Here are three tips to help Ease Your Pain when it comes to your next hospitality construction project:
1. Understand Today’s Construction Environment and Plan Accordingly.
Toto, we’re not in 2009 anymore, which means a feasible concept-to-construction timeline—given all the market forces at work—is currently 12-18 months.
2. Get Consolidated Construction Involved Early.
Our collaborative Hospitality Project Delivery process keeps owners, architects, project managers, crews, and subcontractors on the same page at all times, from concept to construction. All for the benefit of your project, employees, and guests!
3. Subcontractor Success.
Not only can Consolidated assist in all of the efforts mentioned above, we have a network of fully vetted and qualified subcontractors with extensive hospitality construction experience that can handle the scope of your work. The key is planning ahead so we can lock them in to an open window for your project.
Can you build faster than this in today’s environment? Maybe, but you risk compromising the integrity, cost, and control of your project. Consolidated has the expertise and capability to ensure your property is delivered with quality, on time, and within your success budget.

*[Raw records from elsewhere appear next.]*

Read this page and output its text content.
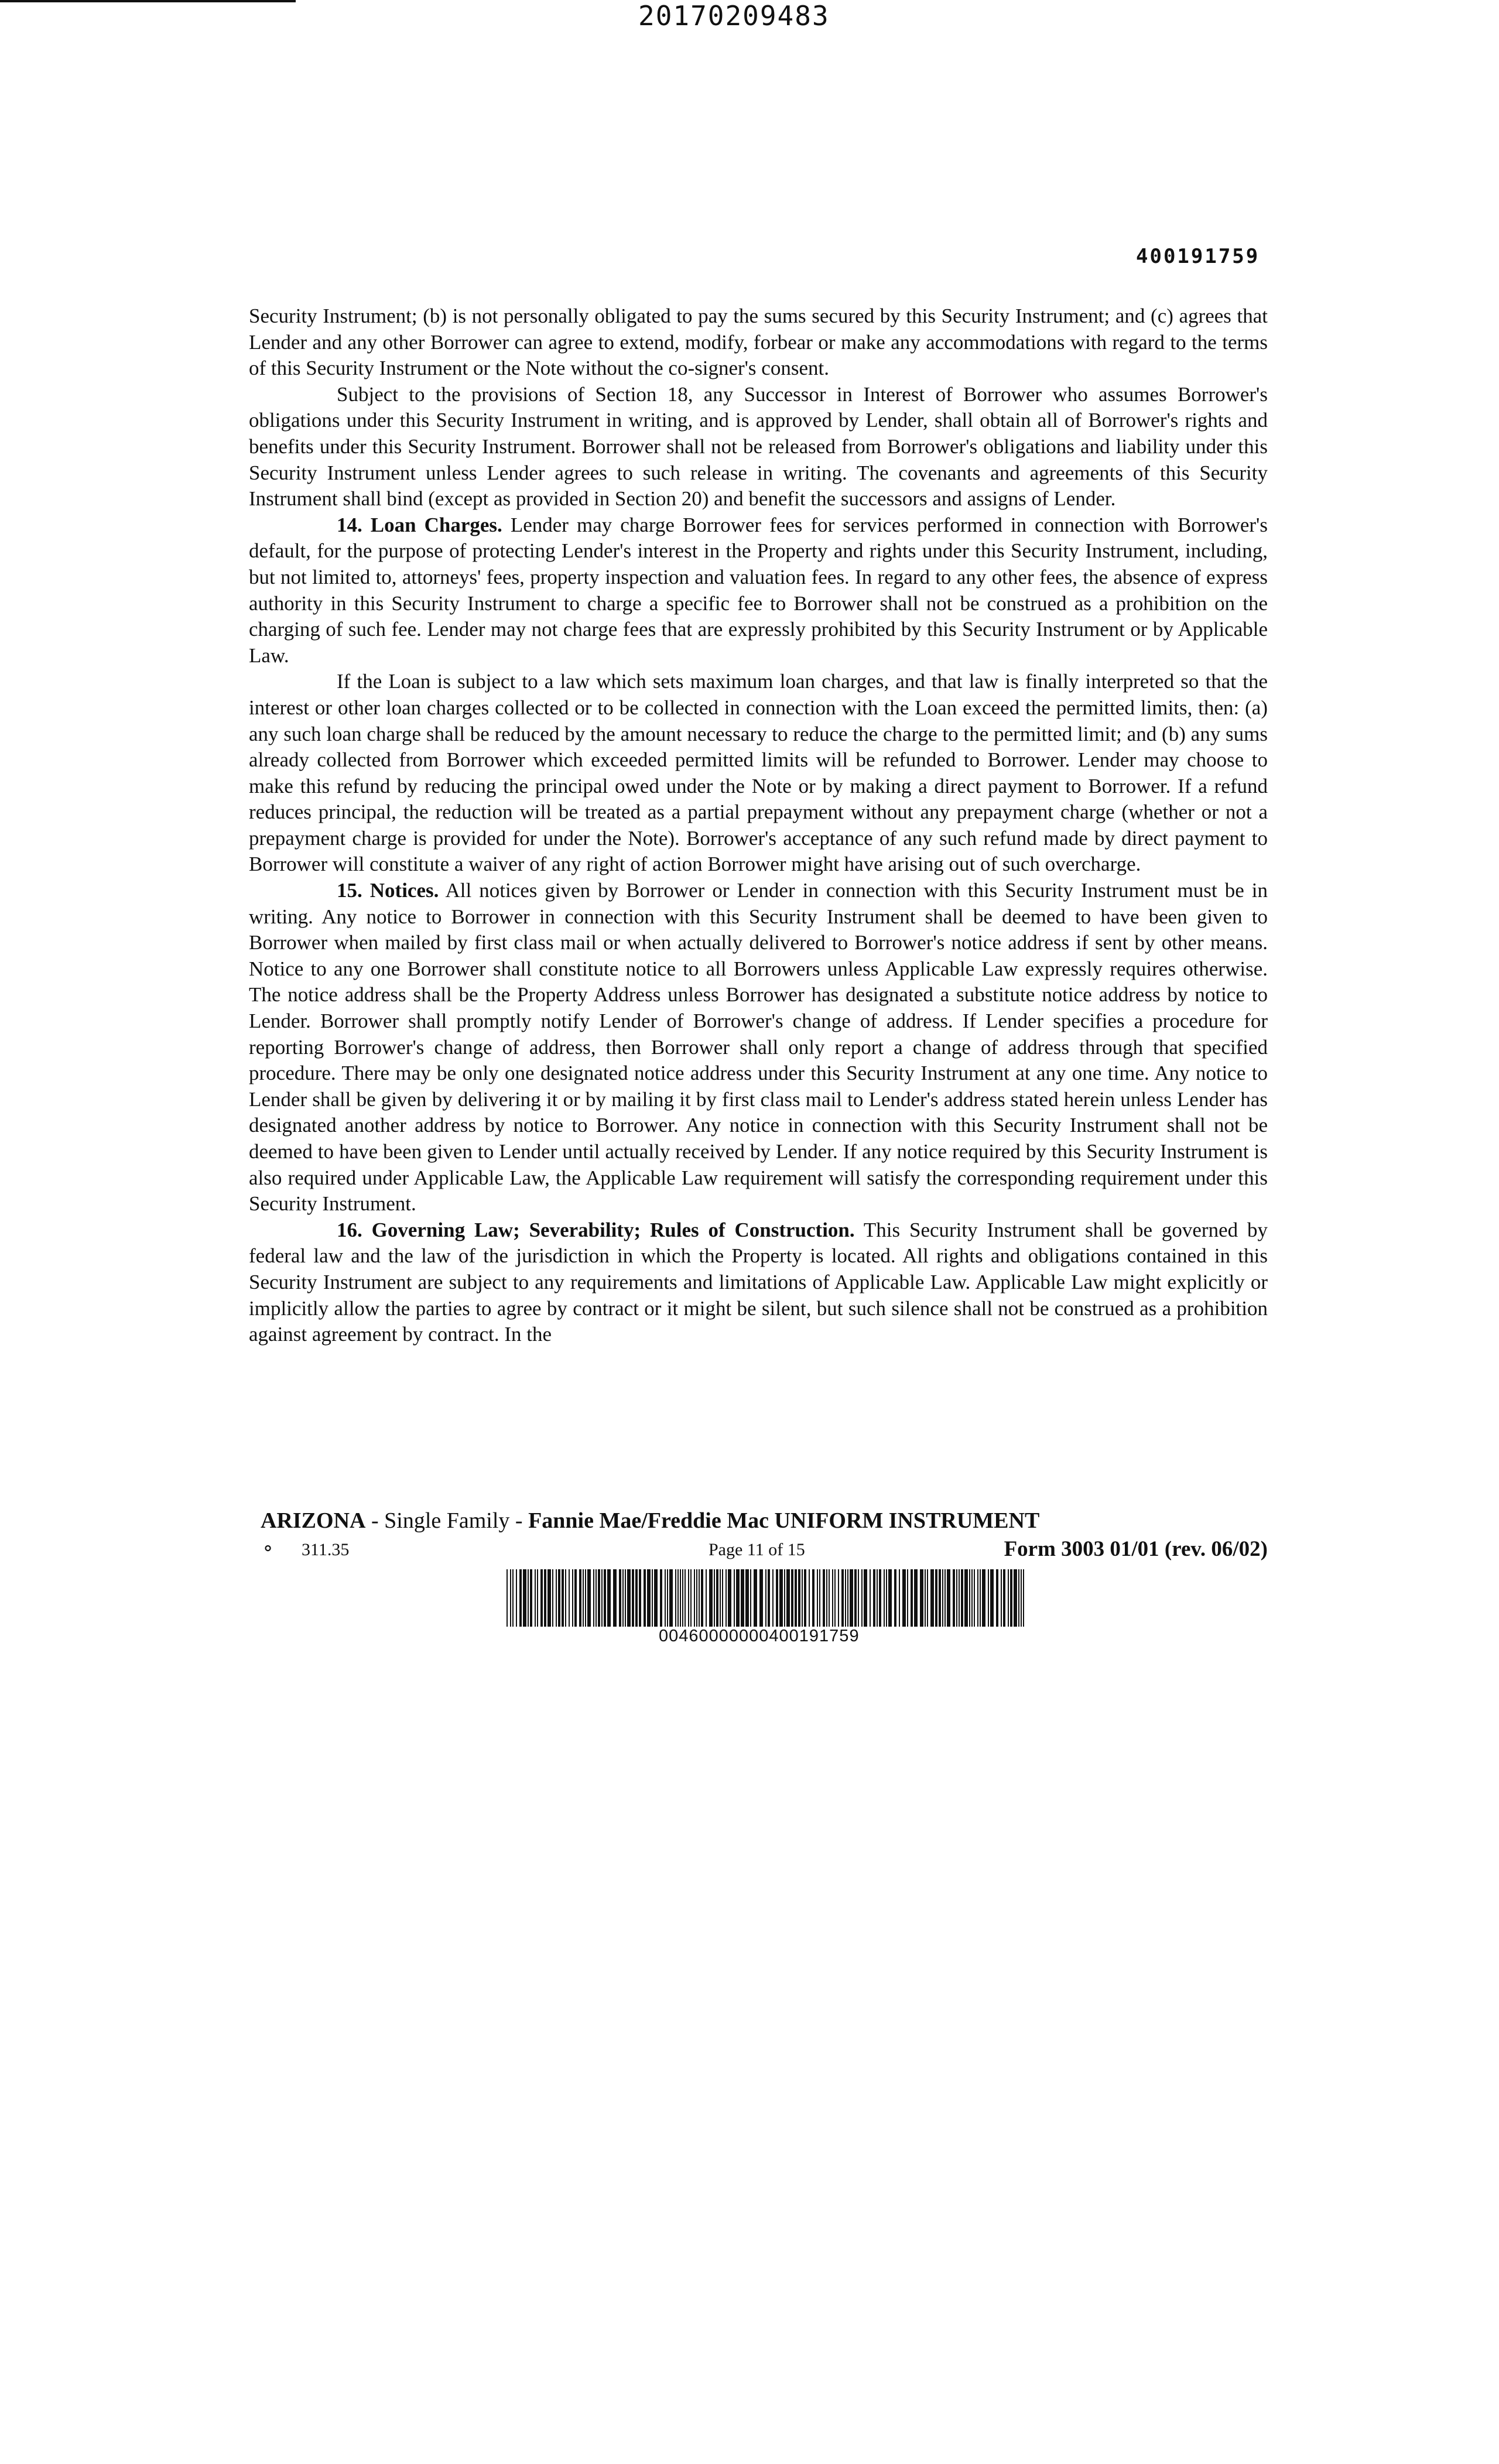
20170209483
400191759

Security Instrument; (b) is not personally obligated to pay the sums secured by this Security Instrument; and (c) agrees that Lender and any other Borrower can agree to extend, modify, forbear or make any accommodations with regard to the terms of this Security Instrument or the Note without the co-signer's consent.

Subject to the provisions of Section 18, any Successor in Interest of Borrower who assumes Borrower's obligations under this Security Instrument in writing, and is approved by Lender, shall obtain all of Borrower's rights and benefits under this Security Instrument. Borrower shall not be released from Borrower's obligations and liability under this Security Instrument unless Lender agrees to such release in writing. The covenants and agreements of this Security Instrument shall bind (except as provided in Section 20) and benefit the successors and assigns of Lender.

14. Loan Charges. Lender may charge Borrower fees for services performed in connection with Borrower's default, for the purpose of protecting Lender's interest in the Property and rights under this Security Instrument, including, but not limited to, attorneys' fees, property inspection and valuation fees. In regard to any other fees, the absence of express authority in this Security Instrument to charge a specific fee to Borrower shall not be construed as a prohibition on the charging of such fee. Lender may not charge fees that are expressly prohibited by this Security Instrument or by Applicable Law.

If the Loan is subject to a law which sets maximum loan charges, and that law is finally interpreted so that the interest or other loan charges collected or to be collected in connection with the Loan exceed the permitted limits, then: (a) any such loan charge shall be reduced by the amount necessary to reduce the charge to the permitted limit; and (b) any sums already collected from Borrower which exceeded permitted limits will be refunded to Borrower. Lender may choose to make this refund by reducing the principal owed under the Note or by making a direct payment to Borrower. If a refund reduces principal, the reduction will be treated as a partial prepayment without any prepayment charge (whether or not a prepayment charge is provided for under the Note). Borrower's acceptance of any such refund made by direct payment to Borrower will constitute a waiver of any right of action Borrower might have arising out of such overcharge.

15. Notices. All notices given by Borrower or Lender in connection with this Security Instrument must be in writing. Any notice to Borrower in connection with this Security Instrument shall be deemed to have been given to Borrower when mailed by first class mail or when actually delivered to Borrower's notice address if sent by other means. Notice to any one Borrower shall constitute notice to all Borrowers unless Applicable Law expressly requires otherwise. The notice address shall be the Property Address unless Borrower has designated a substitute notice address by notice to Lender. Borrower shall promptly notify Lender of Borrower's change of address. If Lender specifies a procedure for reporting Borrower's change of address, then Borrower shall only report a change of address through that specified procedure. There may be only one designated notice address under this Security Instrument at any one time. Any notice to Lender shall be given by delivering it or by mailing it by first class mail to Lender's address stated herein unless Lender has designated another address by notice to Borrower. Any notice in connection with this Security Instrument shall not be deemed to have been given to Lender until actually received by Lender. If any notice required by this Security Instrument is also required under Applicable Law, the Applicable Law requirement will satisfy the corresponding requirement under this Security Instrument.

16. Governing Law; Severability; Rules of Construction. This Security Instrument shall be governed by federal law and the law of the jurisdiction in which the Property is located. All rights and obligations contained in this Security Instrument are subject to any requirements and limitations of Applicable Law. Applicable Law might explicitly or implicitly allow the parties to agree by contract or it might be silent, but such silence shall not be construed as a prohibition against agreement by contract. In the

ARIZONA - Single Family - Fannie Mae/Freddie Mac UNIFORM INSTRUMENT
⚬ 311.35	Page 11 of 15	Form 3003 01/01 (rev. 06/02)
00460000000400191759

US Hotel Sector Remains in Growth Mode
After contracting from 2007-2009, the US hotel sector is in the midst of an eight-year expansion pattern. According to www.hotelnewsnow.com, lodging demand increased yearly from 2009-2017, enabling U.S. hotels to achieve record occupancy levels each of the past three years. Average Daily Rates are up 28.8% from 2009. Gross Operating Profits have fared even better, up 73.4% from 2009.
Boutique Hotels Edge Further Into the Mainstream
As noted on www.hotelnewsnow.com, panelists at the 6th Annual Independent Lodging Congress said a steady rise in U.S. hotel room demand combined with an appreciation for unique design touches, and improved distribution technology has made it easier for developers to obtain financing to build or redevelop unbranded boutique hotels throughout the country. Many boutique hotels have also been able to boost profitability by charging higher rates than chain hotels with similar amenities.
The folks at www.travelmarketreport.com anticipate we’ll see these trends in the hotel industry for the coming year:
1. More enforcement of cancellation fees
2. Lower guest acquisition costs through direct booking: Expect to see more direct marketing, bonuses, and member rates for travelers booking through hotel websites.
3. Longer booking windows: Soaring occupancy rates will make it necessary for hotels to allow guests to book farther in advance.
4. Local food, beverage, and decoration: Celebrity chefs are out as hotels stop competing with fine dining restaurants and turn instead to simple, wholesome, local food service, and locally produced art and decor.
5. Better technology: Poor internet service is such a negative to travelers, hotels will look to add value by enabling guests to connect personal devices to TV screens and hotel services. Hotels are also creating “Instagrammable” scenes on property to encourage photos and high ratings on online review sites for effective (and free) advertising.